Elections législatives
De notre envoyée spéciale à Arras
Bottines pointues à talons hauts, jupe noire déstructurée, veste en jeans cintrée. Petite et menue, Catherine Génisson, députée socialiste sortante, trace sa route dans la deuxième circonscription du Pas-de-Calais. Arras-nord.
Permanences dans sa ville et dans les communes rurales de son ressort, cérémonies officielles, un peu de porte à porte : l'échéance électorale n'a pas vraiment chamboulé son emploi du temps. Catherine Génisson est tout sauf une bateleuse. Sa campagne a commencé « il y a cinq ans », au moment précis où ses concitoyens l'ont choisie pour les représenter à l'Assemblée nationale. Les promesses à la pelle, les faux espoirs, les risettes et les ronds de jambe ne sont pas le genre de la maison. En position difficile de sortante, dans ce contexte « un peu étrange », comme elle dit, de l'après-élection présidentielle, représentante d'un parti orphelin et de son chef et d'une partie de ses repères, la députée veut être élue bien sûr pour ses idées, mais surtout jugée sur ses actes.
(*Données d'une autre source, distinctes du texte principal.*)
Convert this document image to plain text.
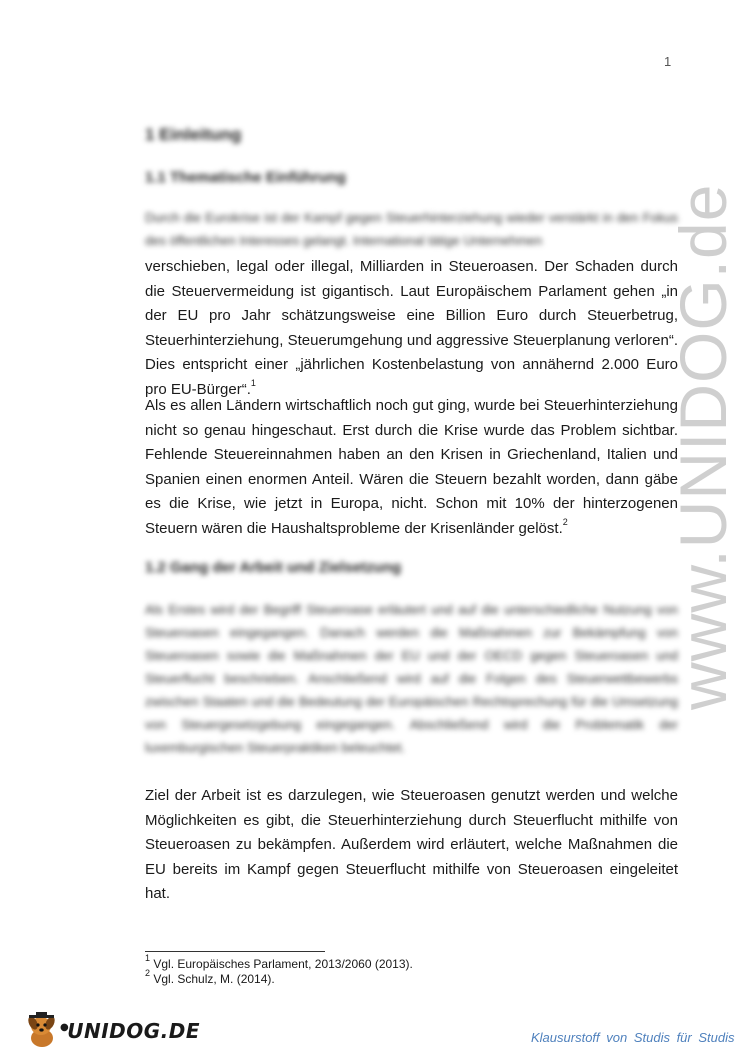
1
1 Einleitung
1.1 Thematische Einführung
Durch die Eurokrise ist der Kampf gegen Steuerhinterziehung wieder verstärkt in den Fokus des öffentlichen Interesses gelangt. International tätige Unternehmen

verschieben, legal oder illegal, Milliarden in Steueroasen. Der Schaden durch die Steuervermeidung ist gigantisch. Laut Europäischem Parlament gehen „in der EU pro Jahr schätzungsweise eine Billion Euro durch Steuerbetrug, Steuerhinterziehung, Steuerumgehung und aggressive Steuerplanung verloren“. Dies entspricht einer „jährlichen Kostenbelastung von annähernd 2.000 Euro pro EU-Bürger“.$^1$

Als es allen Ländern wirtschaftlich noch gut ging, wurde bei Steuerhinterziehung nicht so genau hingeschaut. Erst durch die Krise wurde das Problem sichtbar. Fehlende Steuereinnahmen haben an den Krisen in Griechenland, Italien und Spanien einen enormen Anteil. Wären die Steuern bezahlt worden, dann gäbe es die Krise, wie jetzt in Europa, nicht. Schon mit 10% der hinterzogenen Steuern wären die Haushaltsprobleme der Krisenländer gelöst.$^2$

1.2 Gang der Arbeit und Zielsetzung

Als Erstes wird der Begriff Steueroase erläutert und auf die unterschiedliche Nutzung von Steueroasen eingegangen. Danach werden die Maßnahmen zur Bekämpfung von Steueroasen sowie die Maßnahmen der EU und der OECD gegen Steueroasen und Steuerflucht beschrieben. Anschließend wird auf die Folgen des Steuerwettbewerbs zwischen Staaten und die Bedeutung der Europäischen Rechtsprechung für die Umsetzung von Steuergesetzgebung eingegangen. Abschließend wird die Problematik der luxemburgischen Steuerpraktiken beleuchtet.

Ziel der Arbeit ist es darzulegen, wie Steueroasen genutzt werden und welche Möglichkeiten es gibt, die Steuerhinterziehung durch Steuerflucht mithilfe von Steueroasen zu bekämpfen. Außerdem wird erläutert, welche Maßnahmen die EU bereits im Kampf gegen Steuerflucht mithilfe von Steueroasen eingeleitet hat.

$^1$ Vgl. Europäisches Parlament, 2013/2060 (2013).
$^2$ Vgl. Schulz, M. (2014).
www.UNIDOG.de
●UNIDOG.DE	Klausurstoff von Studis für Studis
Un premier mandat surprise
« Si les gens ont conscience de tout ce que tu as fait, alors tu gagneras ! », lui lance un militant socialiste. Son « si » montre que la bataille n'est pas remportée d'avance. Une nouvelle fois. Car, en 1997, c'est à la surprise générale que Catherine Génisson a conquis - et largement conquis avec 57 % des suffrages - son siège du Palais-Bourbon.
L'affaire s'annonçait délicate. Il y avait une primaire à gauche : trois candidats, PS, MDC et PC. C'est d'ailleurs vraisemblablement parce qu'elles jugeaient que la deuxième circonscription du Pas-de-Calais ne pouvait pas être conquise que les instances nationales du Parti socialiste ont, à l'époque, investi la quasi-inconnue Catherine Génisson.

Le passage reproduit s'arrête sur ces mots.